Cameron: With the current uncertainties in the Hong Kong property market, due to the added 15% tax and new stamp duties; a decline in demand from China; and volatile global markets, the sentiment is that buyers are looking to countries that are considered safe havens and Canada is one of those markets. 

This higher demand is of course good for our business. Our strategy provides a solid choice of diversification in good times and bad. What does the future hold in store for SkyPoint? Anything in the pipeline?

Cameron: As a partner of the developer, Storey Living Corp. (Toronto), SkyPoint is an access point to three key development projects in the GTA (Greater Toronto Area) starting with OpArt Lofts located in the affluent and highly sought after area of Oakville. 
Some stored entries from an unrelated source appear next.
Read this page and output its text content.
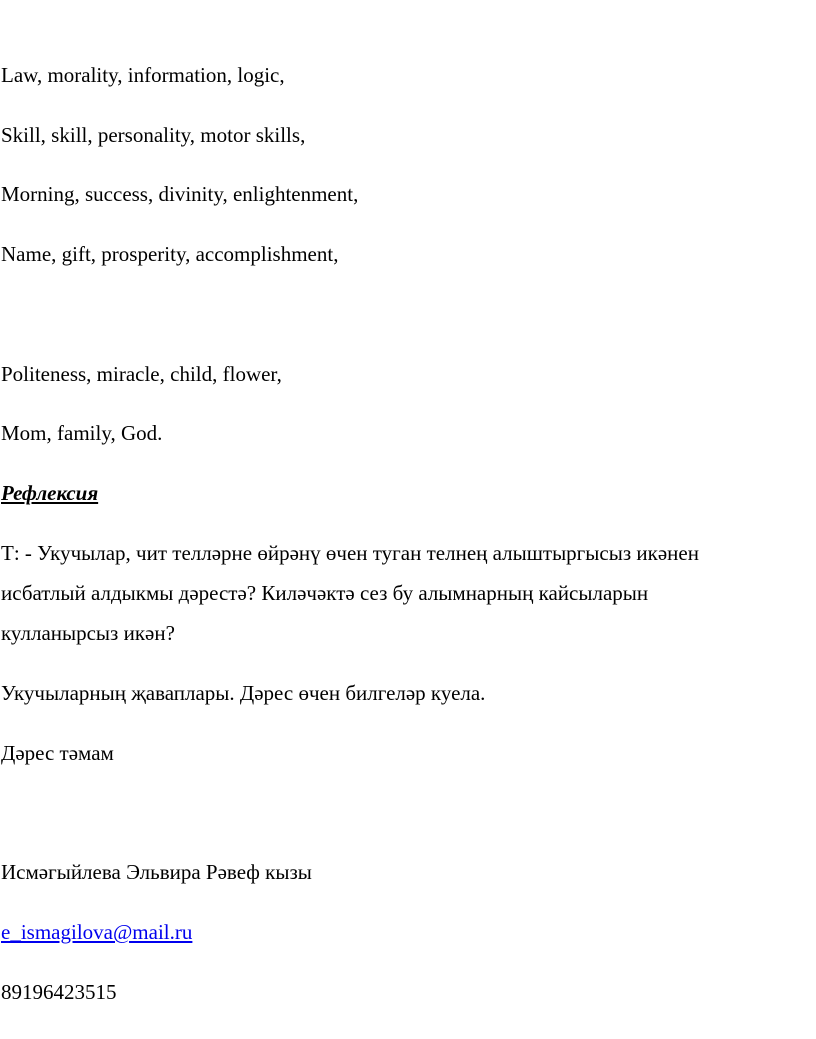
Law, morality, information, logic,

Skill, skill, personality, motor skills,

Morning, success, divinity, enlightenment,

Name, gift, prosperity, accomplishment,

Politeness, miracle, child, flower,

Mom, family, God.

Рефлексия

Т: - Укучылар, чит телләрне өйрәнү өчен туган телнең алыштыргысыз икәнен

исбатлый алдыкмы дәрестә? Киләчәктә сез бу алымнарның кайсыларын

кулланырсыз икән?

Укучыларның җаваплары. Дәрес өчен билгеләр куела.

Дәрес тәмам

Исмәгыйлева Эльвира Рәвеф кызы

e_ismagilova@mail.ru

89196423515
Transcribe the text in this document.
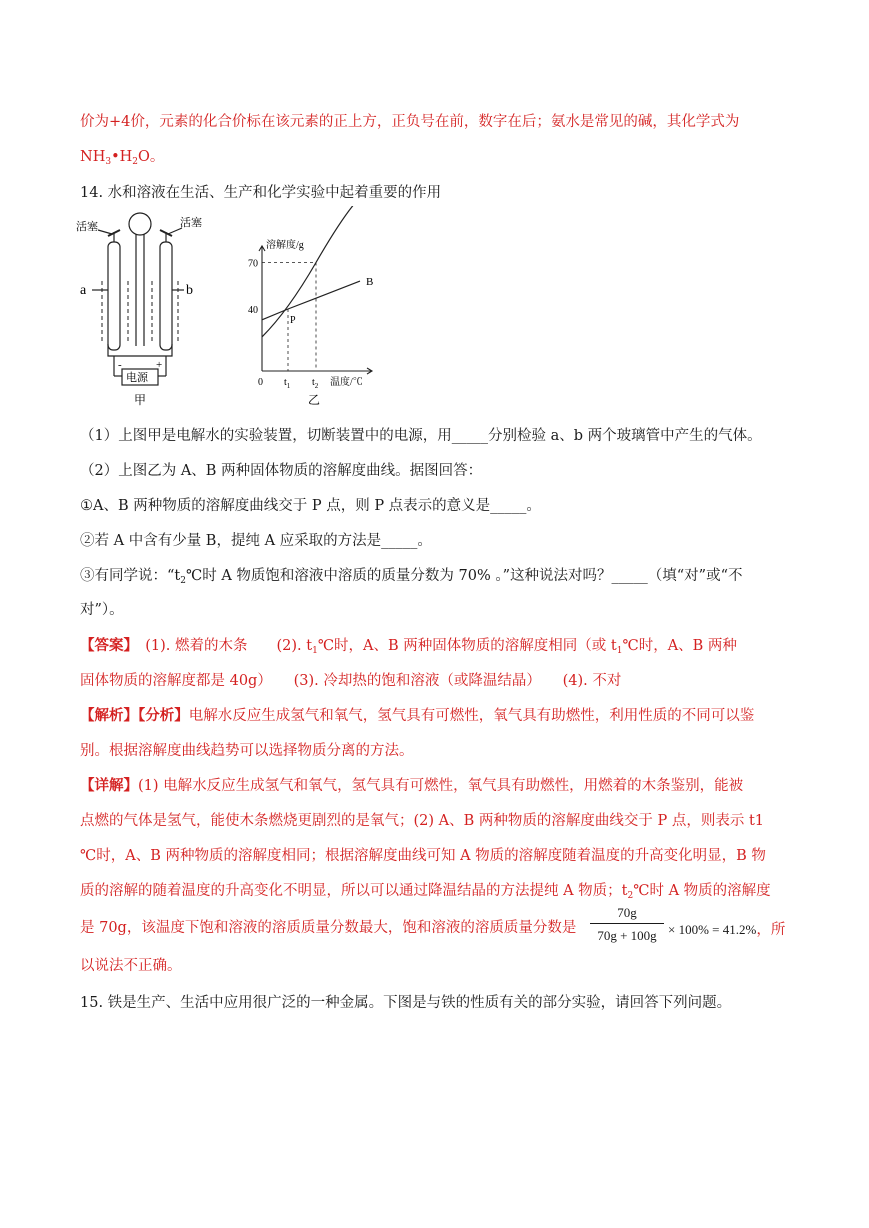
价为+4价，元素的化合价标在该元素的正上方，正负号在前，数字在后；氨水是常见的碱，其化学式为
$NH_3•H_2O$。
14. 水和溶液在生活、生产和化学实验中起着重要的作用
活塞	活塞
a	b
电源
-	+
甲
B
40
70
0 $t_1$ $t_2$
P
溶解度/g
温度/℃
乙
（1）上图甲是电解水的实验装置，切断装置中的电源，用_____分别检验 a、b 两个玻璃管中产生的气体。
（2）上图乙为 A、B 两种固体物质的溶解度曲线。据图回答：
①A、B 两种物质的溶解度曲线交于 P 点，则 P 点表示的意义是_____。
②若 A 中含有少量 B，提纯 A 应采取的方法是_____。
③有同学说：“$t_2℃$时 A 物质饱和溶液中溶质的质量分数为 70% 。”这种说法对吗？_____（填“对”或“不
对”）。
【答案】　(1). 燃着的木条　　(2). $t_1℃$时，A、B 两种固体物质的溶解度相同（或 $t_1℃$时，A、B 两种
固体物质的溶解度都是 40g）　　(3). 冷却热的饱和溶液（或降温结晶）　　(4). 不对
【解析】【分析】电解水反应生成氢气和氧气，氢气具有可燃性，氧气具有助燃性，利用性质的不同可以鉴
别。根据溶解度曲线趋势可以选择物质分离的方法。
【详解】(1) 电解水反应生成氢气和氧气，氢气具有可燃性，氧气具有助燃性，用燃着的木条鉴别，能被
点燃的气体是氢气，能使木条燃烧更剧烈的是氧气；(2) A、B 两种物质的溶解度曲线交于 P 点，则表示 t1
℃时，A、B 两种物质的溶解度相同；根据溶解度曲线可知 A 物质的溶解度随着温度的升高变化明显，B 物
质的溶解的随着温度的升高变化不明显，所以可以通过降温结晶的方法提纯 A 物质；$t_2℃$时 A 物质的溶解度
是 70g，该温度下饱和溶液的溶质质量分数最大，饱和溶液的溶质质量分数是 $\frac{70g}{70g + 100g} \times 100\% = 41.2\%$，所
以说法不正确。
15. 铁是生产、生活中应用很广泛的一种金属。下图是与铁的性质有关的部分实验，请回答下列问题。
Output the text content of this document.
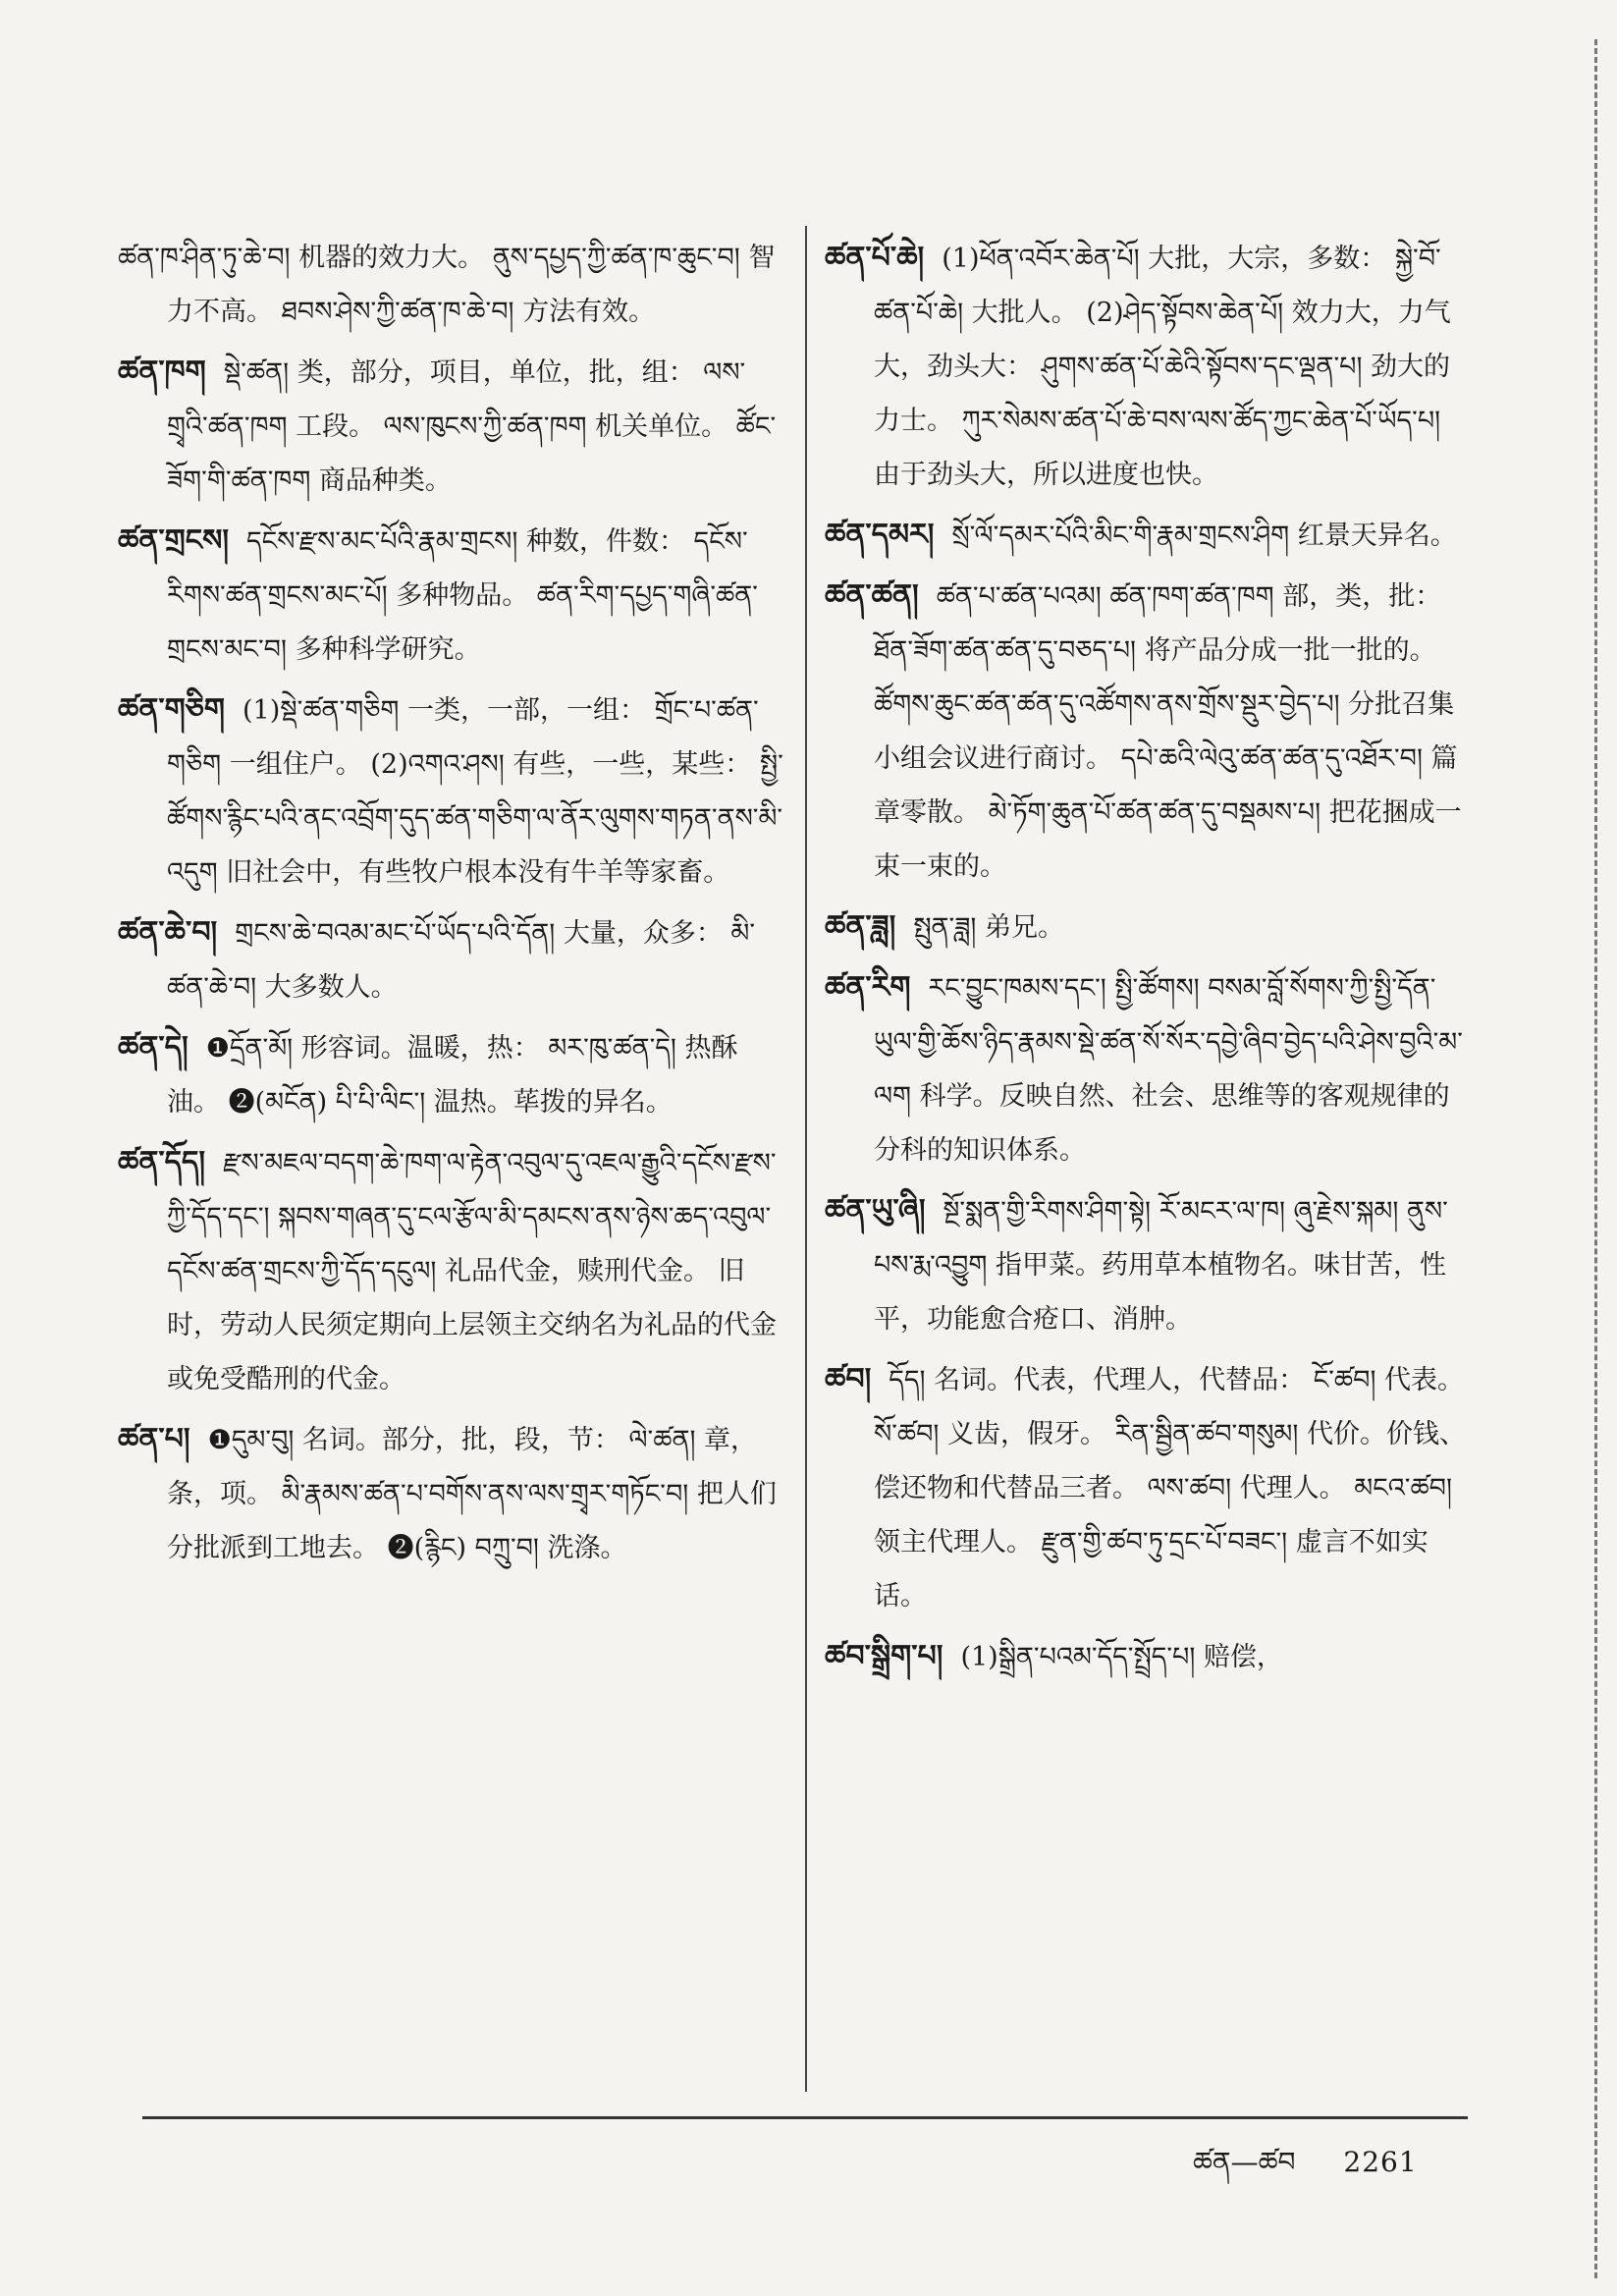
ཚན་ཁ་ཤིན་ཏུ་ཆེ་བ། 机器的效力大。 ནུས་དཔྱད་ཀྱི་ཚན་ཁ་ཆུང་བ། 智力不高。 ཐབས་ཤེས་ཀྱི་ཚན་ཁ་ཆེ་བ། 方法有效。

ཚན་ཁག སྡེ་ཚན། 类，部分，项目，单位，批，组： ལས་གྲྭའི་ཚན་ཁག 工段。 ལས་ཁུངས་ཀྱི་ཚན་ཁག 机关单位。 ཚོང་ཟོག་གི་ཚན་ཁག 商品种类。

ཚན་གྲངས། དངོས་རྫས་མང་པོའི་རྣམ་གྲངས། 种数，件数： དངོས་རིགས་ཚན་གྲངས་མང་པོ། 多种物品。 ཚན་རིག་དཔྱད་གཞི་ཚན་གྲངས་མང་བ། 多种科学研究。

ཚན་གཅིག (1)སྡེ་ཚན་གཅིག 一类，一部，一组： གྲོང་པ་ཚན་གཅིག 一组住户。 (2)འགའ་ཤས། 有些，一些，某些： སྤྱི་ཚོགས་རྙིང་པའི་ནང་འབྲོག་དུད་ཚན་གཅིག་ལ་ནོར་ལུགས་གཏན་ནས་མི་འདུག 旧社会中，有些牧户根本没有牛羊等家畜。

ཚན་ཆེ་བ། གྲངས་ཆེ་བའམ་མང་པོ་ཡོད་པའི་དོན། 大量，众多： མི་ཚན་ཆེ་བ། 大多数人。

ཚན་དེ། ❶དྲོན་མོ། 形容词。温暖，热： མར་ཁུ་ཚན་དེ། 热酥油。 ❷(མངོན) པི་པི་ལིང་། 温热。荜拨的异名。

ཚན་དོད། རྫས་མཇལ་བདག་ཆེ་ཁག་ལ་རྟེན་འབུལ་དུ་འཇལ་རྒྱུའི་དངོས་རྫས་ཀྱི་དོད་དང་། སྐབས་གཞན་དུ་ངལ་རྩོལ་མི་དམངས་ནས་ཉེས་ཆད་འབུལ་དངོས་ཚན་གྲངས་ཀྱི་དོད་དངུལ། 礼品代金，赎刑代金。 旧时，劳动人民须定期向上层领主交纳名为礼品的代金或免受酷刑的代金。

ཚན་པ། ❶དུམ་བུ། 名词。部分，批，段，节： ལེ་ཚན། 章，条，项。 མི་རྣམས་ཚན་པ་བགོས་ནས་ལས་གྲྭར་གཏོང་བ། 把人们分批派到工地去。 ❷(རྙིང) བཀྲུ་བ། 洗涤。

ཚན་པོ་ཆེ། (1)ཕོན་འབོར་ཆེན་པོ། 大批，大宗，多数： སྐྱེ་བོ་ཚན་པོ་ཆེ། 大批人。 (2)ཤེད་སྟོབས་ཆེན་པོ། 效力大，力气大，劲头大： ཤུགས་ཚན་པོ་ཆེའི་སྟོབས་དང་ལྡན་པ། 劲大的力士。 ཀུར་སེམས་ཚན་པོ་ཆེ་བས་ལས་ཚོད་ཀྱང་ཆེན་པོ་ཡོད་པ། 由于劲头大，所以进度也快。

ཚན་དམར། སྲོ་ལོ་དམར་པོའི་མིང་གི་རྣམ་གྲངས་ཤིག 红景天异名。

ཚན་ཚན། ཚན་པ་ཚན་པའམ། ཚན་ཁག་ཚན་ཁག 部，类，批： ཐོན་ཟོག་ཚན་ཚན་དུ་བཅད་པ། 将产品分成一批一批的。 ཚོགས་ཆུང་ཚན་ཚན་དུ་འཚོགས་ནས་གྲོས་སྡུར་བྱེད་པ། 分批召集小组会议进行商讨。 དཔེ་ཆའི་ལེའུ་ཚན་ཚན་དུ་འཐོར་བ། 篇章零散。 མེ་ཏོག་ཆུན་པོ་ཚན་ཚན་དུ་བསྡམས་པ། 把花捆成一束一束的。

ཚན་ཟླ། སྤུན་ཟླ། 弟兄。

ཚན་རིག རང་བྱུང་ཁམས་དང་། སྤྱི་ཚོགས། བསམ་བློ་སོགས་ཀྱི་སྤྱི་དོན་ཡུལ་གྱི་ཆོས་ཉིད་རྣམས་སྡེ་ཚན་སོ་སོར་དབྱེ་ཞིབ་བྱེད་པའི་ཤེས་བྱའི་མ་ལག 科学。反映自然、社会、思维等的客观规律的分科的知识体系。

ཚན་ཡུ་ཞི། སྔོ་སྨན་གྱི་རིགས་ཤིག་སྟེ། རོ་མངར་ལ་ཁ། ཞུ་རྗེས་སྐམ། ནུས་པས་རྨ་འབྱུག 指甲菜。药用草本植物名。味甘苦，性平，功能愈合疮口、消肿。

ཚབ། དོད། 名词。代表，代理人，代替品： ངོ་ཚབ། 代表。 སོ་ཚབ། 义齿，假牙。 རིན་སྦྱིན་ཚབ་གསུམ། 代价。价钱、偿还物和代替品三者。 ལས་ཚབ། 代理人。 མངའ་ཚབ། 领主代理人。 རྫུན་གྱི་ཚབ་ཏུ་དྲང་པོ་བཟང་། 虚言不如实话。

ཚབ་སྒྲིག་པ། (1)སྒྲིན་པའམ་དོད་སྤྲོད་པ། 赔偿，

ཚན—ཚབ 2261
OpArt is the first project available to Asian investors, with two more projects located in downtown Toronto coming online soon. This is an opportunity to co-own class A multifamily residential real estate. Any advice for first-time investors in multifamily real estate?

Cameron: Do your homework, talk to people on the ground, be mindful of the trends and forces underpinning the local market, and mindful of the risk-adjusted returns. Could you share some of your background and what you do now as CEO of SkyPoint?

Cameron: I joined SkyPoint at the end of 2015, attracted by the investment proposition behind multifamily assets. Multifamily properties fit with my work over the past 13 years in creating solid co-ownership stakes for individual investors.

Previous companies I have worked for include the Walton Group and ReDev Properties. My responsibilities with SkyPoint include business development and educating the market about the benefits of investing in multifamily properties in North America.